Fear and desire are brother and sister and emanate from the same primal depths. The wish often converts to fear and fear to wish. One who is incapable in his heart to fly from himself and his environment bears a heavy and unbreakable chain within his soul. So do we all. But we break it now and then. The future may perhaps create free human beings. Then there may perhaps be no abysms of the soul. Just at present darkness surrounds us. The mysteries of the soul are barred to us. Its depths are unfathomable. Even if we have illumined some hidden corner and brought something that was long concealed to the light of consciousness, it is only like a drop snatched from the infinity of the ocean. The real reason why we travel can be told us only by our “other self,” that “other one” whom we buried in our remote youth. Whither we travel is quite clear. Large and small, young and old, fools and wise men—all journey to the realm of youth. Life takes us into the kingdom of dreams, and the dream takes us back again into life, into that life to which we have been assigned and to which our deepmost desires belong. What desires? Those are the secrets we anxiously conceal from ourselves.


MOODY PERSONS

A beautiful warm summer day. The churchyard lies dreamily in the sultry noonday atmosphere. All nature seems to be possessed by the desire to imitate the sleep of those interred in the womb of earth. Suddenly there is heard a grinding sound in the fine gravel and a curly, rosy-cheeked, dark-haired lad is seen leaping over hedges and over mounds after a gilded butterfly....

Wondrous images loom up before me like large great question marks in the trembling air. Similar scenes from the distant mirage of my own youth come to mind. Like a hot, long-dammed-up stream my emotions break from the unconsciousness into consciousness. I am overcome by a long-forgotten yearning. Is not my heart beating faster? Is there not a wild pleasure in the melancholy that oppresses me?

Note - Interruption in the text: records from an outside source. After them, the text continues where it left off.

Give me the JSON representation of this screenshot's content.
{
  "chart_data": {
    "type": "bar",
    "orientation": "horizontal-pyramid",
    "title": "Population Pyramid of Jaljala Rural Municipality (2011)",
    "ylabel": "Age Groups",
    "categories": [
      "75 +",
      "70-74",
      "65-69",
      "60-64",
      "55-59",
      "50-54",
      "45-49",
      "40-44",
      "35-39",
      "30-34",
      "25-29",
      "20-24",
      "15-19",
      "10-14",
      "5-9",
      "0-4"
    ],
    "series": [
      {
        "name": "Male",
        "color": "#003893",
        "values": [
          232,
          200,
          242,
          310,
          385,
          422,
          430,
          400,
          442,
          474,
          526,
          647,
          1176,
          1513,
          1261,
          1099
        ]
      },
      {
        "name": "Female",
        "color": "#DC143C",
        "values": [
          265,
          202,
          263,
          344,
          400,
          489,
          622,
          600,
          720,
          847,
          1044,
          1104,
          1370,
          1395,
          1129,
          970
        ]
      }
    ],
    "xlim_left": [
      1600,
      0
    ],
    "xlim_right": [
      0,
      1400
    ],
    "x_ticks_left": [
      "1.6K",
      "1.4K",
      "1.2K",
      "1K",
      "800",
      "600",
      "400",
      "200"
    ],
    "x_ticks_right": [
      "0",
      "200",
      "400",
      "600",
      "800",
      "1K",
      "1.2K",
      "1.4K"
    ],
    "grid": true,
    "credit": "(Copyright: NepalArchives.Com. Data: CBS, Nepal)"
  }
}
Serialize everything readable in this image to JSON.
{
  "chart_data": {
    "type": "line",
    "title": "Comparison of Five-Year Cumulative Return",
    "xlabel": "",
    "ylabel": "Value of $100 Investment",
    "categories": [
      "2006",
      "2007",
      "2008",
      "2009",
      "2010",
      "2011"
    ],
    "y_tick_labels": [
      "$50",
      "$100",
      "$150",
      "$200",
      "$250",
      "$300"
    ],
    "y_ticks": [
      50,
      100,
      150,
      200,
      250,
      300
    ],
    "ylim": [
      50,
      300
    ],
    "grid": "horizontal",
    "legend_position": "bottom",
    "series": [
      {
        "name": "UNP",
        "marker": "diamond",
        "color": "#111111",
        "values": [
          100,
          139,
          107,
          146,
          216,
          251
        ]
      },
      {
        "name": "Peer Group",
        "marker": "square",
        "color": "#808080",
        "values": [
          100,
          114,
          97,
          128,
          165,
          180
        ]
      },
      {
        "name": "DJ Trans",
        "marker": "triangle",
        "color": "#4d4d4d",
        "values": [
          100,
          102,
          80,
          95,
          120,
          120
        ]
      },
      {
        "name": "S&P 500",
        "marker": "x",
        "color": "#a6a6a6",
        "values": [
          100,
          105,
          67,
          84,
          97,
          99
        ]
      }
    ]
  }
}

How strange! A little while ago I lay lost in cheerful reflections in the tall grass, delighting in the noiseless pace of time, and now I am excited, restless, disturbed, and sad, but not unhappy. My mood has undergone a complete change. What has brought this transformation about? Surely, only the appearance of the beautiful boy who was trying to catch a butterfly with his green net. Why did this scene excite me so? There must have been set up in my mind a thinking process of which I was not conscious. Some secret power that drives the wheels of the emotions had set into action a long-inhibited and hidden spring.

Gradually the shadowy thoughts came into the bright light of comprehension. The boy was to me a symbol of my life. An echo of my distant youth. And the slumbering cemetery, my inevitable future. My heart too is a cemetery. Numberless buried hopes, too early slain, unblown buds, longings goaded to death, unfulfilled wishes lie buried here within and no cross betrays their presence. And over all these dead possibilities I, too, am chasing a gilded butterfly. And when I catch it in my net I seize it with my rude heavy hands, doing violence to the delicate dust on its wings, and throw the lusterless remainders among the dead. Or it is destined to a place in a box, transfixed with the fine needle named “impression” and constituting one of the collection of dead butterflies which go to make up “memory.”

It really was an “unconscious” thought, then, that transformed my mood from dur into moll. And the truth dawns on me that all our “incomprehensible” moods are logical and that they must all have a secret psychic motivation. Moody persons are persons with whom things are not in order. Their consciousness is split up into numerous emotionally-toned “complexes.” An unconscious complex is like a state within a state. A sovereign power, too repressed, too weak, and too tightly fettered to break into consciousness without having to unmask, but strong enough to influence the individual’s conduct. Moody persons have their good and their bad days. The bad days are incomprehensible puzzles to them. Simple souls speak of being under the influence of demons; poets share their pains with the rest of the world and “sublimate” their petty individual woes into a gigantic world-woe; commonplace souls place the responsibility for their moods upon “nature,” the bad weather, the boss, the husband, or wife, their cook, their employment, and what not.

In the grasp of an incomprehensible mood we are ill at ease and anxious, very much like a brave person who finds himself threatened in a dark forest by a vindictive enemy whom he cannot see. To muster up courage we deceive ourselves, just as the little child that falteringly proclaims: “Please, please! I am good. The bogey man won’t come!” But the bogey man does come, for a certainty. He always comes again because everything that is repressed must take on the characteristics of a psychic compulsion. If we do not want him to come again we must bravely raise our eyelids and look at him fixedly with eyes of understanding and realise that he is nothing but a phantom of our excited senses, that he does not exist and has not existed. The bogey man cannot long endure this penetrating look; slowly he dissolves into grey shadows and disappears for ever.